SharedSight

Inspiration

SharedSight was designed with the intention of building an explainable AI system that could detect misinformation, but learn to be wrong. As such, SharedSight offers an efficient search platform that will not only identify misinformation, but justify it's decisions and correct itself based on human feedback.

What it does

SharedSight is a search engine for News articles published by HuffingtonPost between 2012-2022, but the system can work with any type of natural language text corpus. SharedSight also identifies misinformation, but it focuses on explaining its decisions with nested semantic search and letting users correct it if it produces incorrect results.

How we built it

I built SharedSight using Co:here text embeddings, FAISS for similarity search using HNSW, and Python to string everything together. Other utilities used were PyTorch, ArgParse, Matplotlib, SKLearn, and more.

Challenges we ran into

Finding a good embedding space to process the text in was quite tricky, as the embedding step is the most crucial step of the process. If the mapping did not produce an embedding that properly highlighted the topology of the topic space, any similarity search we did would be ultimately useless.

Accomplishments that we're proud of

We're proud of the fact that we built a similarity search that runs in near real-time that also can detect misinformation, but it also can identify misinformation and justify its decisions of misinformation. This accomplishment is a big first step I've taken in building explainable and effective AI, and a step that I'm quite proud of.

What we learned

I learned a great deal, especially involving things like Transformer Embeddings, BERT, Dimensionality Reduction using tSNE, Similarity Search with FAISS, Prompt Engineering, and Topic Modelling.

What's next for SharedSight

Some next steps for SharedSight could be finding a smarter embedding space, perhaps one that supports joint image-text embeddings to allow for interchangeable search between articles and images.
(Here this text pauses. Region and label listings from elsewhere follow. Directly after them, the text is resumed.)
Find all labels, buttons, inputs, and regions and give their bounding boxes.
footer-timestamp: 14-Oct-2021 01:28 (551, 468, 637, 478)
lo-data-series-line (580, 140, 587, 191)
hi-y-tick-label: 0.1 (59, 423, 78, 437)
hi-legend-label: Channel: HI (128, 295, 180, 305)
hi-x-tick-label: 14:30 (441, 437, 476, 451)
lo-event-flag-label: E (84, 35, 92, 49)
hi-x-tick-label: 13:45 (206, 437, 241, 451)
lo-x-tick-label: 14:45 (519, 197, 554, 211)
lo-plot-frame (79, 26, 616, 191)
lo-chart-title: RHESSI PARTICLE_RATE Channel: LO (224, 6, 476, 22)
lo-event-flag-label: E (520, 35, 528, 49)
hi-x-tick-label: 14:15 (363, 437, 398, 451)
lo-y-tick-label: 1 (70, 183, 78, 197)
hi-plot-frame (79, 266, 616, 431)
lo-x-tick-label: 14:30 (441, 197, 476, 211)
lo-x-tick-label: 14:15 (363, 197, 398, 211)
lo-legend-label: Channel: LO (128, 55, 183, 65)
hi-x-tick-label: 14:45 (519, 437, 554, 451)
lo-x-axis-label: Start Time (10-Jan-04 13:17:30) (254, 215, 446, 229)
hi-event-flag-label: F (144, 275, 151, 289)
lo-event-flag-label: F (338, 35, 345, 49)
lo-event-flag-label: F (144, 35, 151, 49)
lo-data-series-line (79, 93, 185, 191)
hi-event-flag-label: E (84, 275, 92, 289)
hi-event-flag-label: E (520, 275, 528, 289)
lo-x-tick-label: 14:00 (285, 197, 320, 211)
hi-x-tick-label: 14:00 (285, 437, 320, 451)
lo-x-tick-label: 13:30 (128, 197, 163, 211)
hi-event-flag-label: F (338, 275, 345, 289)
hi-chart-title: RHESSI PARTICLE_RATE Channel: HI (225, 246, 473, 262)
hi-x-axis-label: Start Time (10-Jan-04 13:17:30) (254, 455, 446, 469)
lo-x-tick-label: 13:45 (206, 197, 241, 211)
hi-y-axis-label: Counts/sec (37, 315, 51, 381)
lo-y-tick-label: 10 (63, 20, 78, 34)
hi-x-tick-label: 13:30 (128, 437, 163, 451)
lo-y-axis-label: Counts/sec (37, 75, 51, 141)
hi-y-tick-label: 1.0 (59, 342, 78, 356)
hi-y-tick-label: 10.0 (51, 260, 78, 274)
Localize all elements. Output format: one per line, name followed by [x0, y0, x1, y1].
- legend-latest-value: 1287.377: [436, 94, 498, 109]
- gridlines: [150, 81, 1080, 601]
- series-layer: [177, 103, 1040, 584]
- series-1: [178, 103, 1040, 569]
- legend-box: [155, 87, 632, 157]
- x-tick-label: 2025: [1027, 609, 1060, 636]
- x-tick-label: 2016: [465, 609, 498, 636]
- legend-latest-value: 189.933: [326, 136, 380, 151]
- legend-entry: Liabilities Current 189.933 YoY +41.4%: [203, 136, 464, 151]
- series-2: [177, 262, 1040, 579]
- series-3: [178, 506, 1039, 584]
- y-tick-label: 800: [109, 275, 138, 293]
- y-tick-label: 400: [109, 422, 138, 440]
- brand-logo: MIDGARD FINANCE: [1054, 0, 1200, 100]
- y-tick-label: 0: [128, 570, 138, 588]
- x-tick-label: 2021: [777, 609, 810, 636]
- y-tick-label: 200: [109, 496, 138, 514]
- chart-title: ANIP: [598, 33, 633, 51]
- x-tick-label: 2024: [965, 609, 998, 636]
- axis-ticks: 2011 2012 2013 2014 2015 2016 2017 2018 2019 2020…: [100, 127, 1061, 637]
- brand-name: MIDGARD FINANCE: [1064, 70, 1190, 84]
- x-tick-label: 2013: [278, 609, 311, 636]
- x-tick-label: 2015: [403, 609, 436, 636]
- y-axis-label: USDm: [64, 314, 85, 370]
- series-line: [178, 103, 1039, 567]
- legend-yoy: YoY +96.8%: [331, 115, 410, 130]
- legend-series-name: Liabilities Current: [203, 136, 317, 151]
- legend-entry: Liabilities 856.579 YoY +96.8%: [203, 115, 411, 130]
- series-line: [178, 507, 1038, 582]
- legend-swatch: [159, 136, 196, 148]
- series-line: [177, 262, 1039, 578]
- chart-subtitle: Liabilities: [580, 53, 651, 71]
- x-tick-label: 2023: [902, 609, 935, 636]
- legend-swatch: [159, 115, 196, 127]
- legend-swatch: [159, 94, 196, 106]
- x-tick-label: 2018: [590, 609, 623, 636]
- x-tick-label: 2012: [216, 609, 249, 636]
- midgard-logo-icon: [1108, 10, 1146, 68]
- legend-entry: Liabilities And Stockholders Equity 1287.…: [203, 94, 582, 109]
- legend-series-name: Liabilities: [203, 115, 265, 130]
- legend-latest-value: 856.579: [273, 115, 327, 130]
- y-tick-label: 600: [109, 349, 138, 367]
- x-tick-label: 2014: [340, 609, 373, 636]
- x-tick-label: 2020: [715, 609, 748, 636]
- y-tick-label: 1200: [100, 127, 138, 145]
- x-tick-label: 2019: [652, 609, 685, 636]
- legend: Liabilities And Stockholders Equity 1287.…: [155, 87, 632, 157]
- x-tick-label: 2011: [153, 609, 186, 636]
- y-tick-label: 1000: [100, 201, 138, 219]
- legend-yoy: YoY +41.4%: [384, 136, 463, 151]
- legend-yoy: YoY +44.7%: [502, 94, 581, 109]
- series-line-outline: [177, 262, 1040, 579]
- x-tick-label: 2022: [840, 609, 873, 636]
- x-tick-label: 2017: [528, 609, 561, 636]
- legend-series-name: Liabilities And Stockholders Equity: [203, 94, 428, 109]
Additionally, the system could be made to be decentralized, which could be an active area of research worked on by students at UC soon. The system could also be integrated into web-apps or other utilities, hosted using a Flask/FastAPI webserver or integrated with other systems like ElasticSearch. Finally, this system could be used with a larger text corpus, as it only uses 2k text samples of the 201k text samples in the Huffington Post Dataset.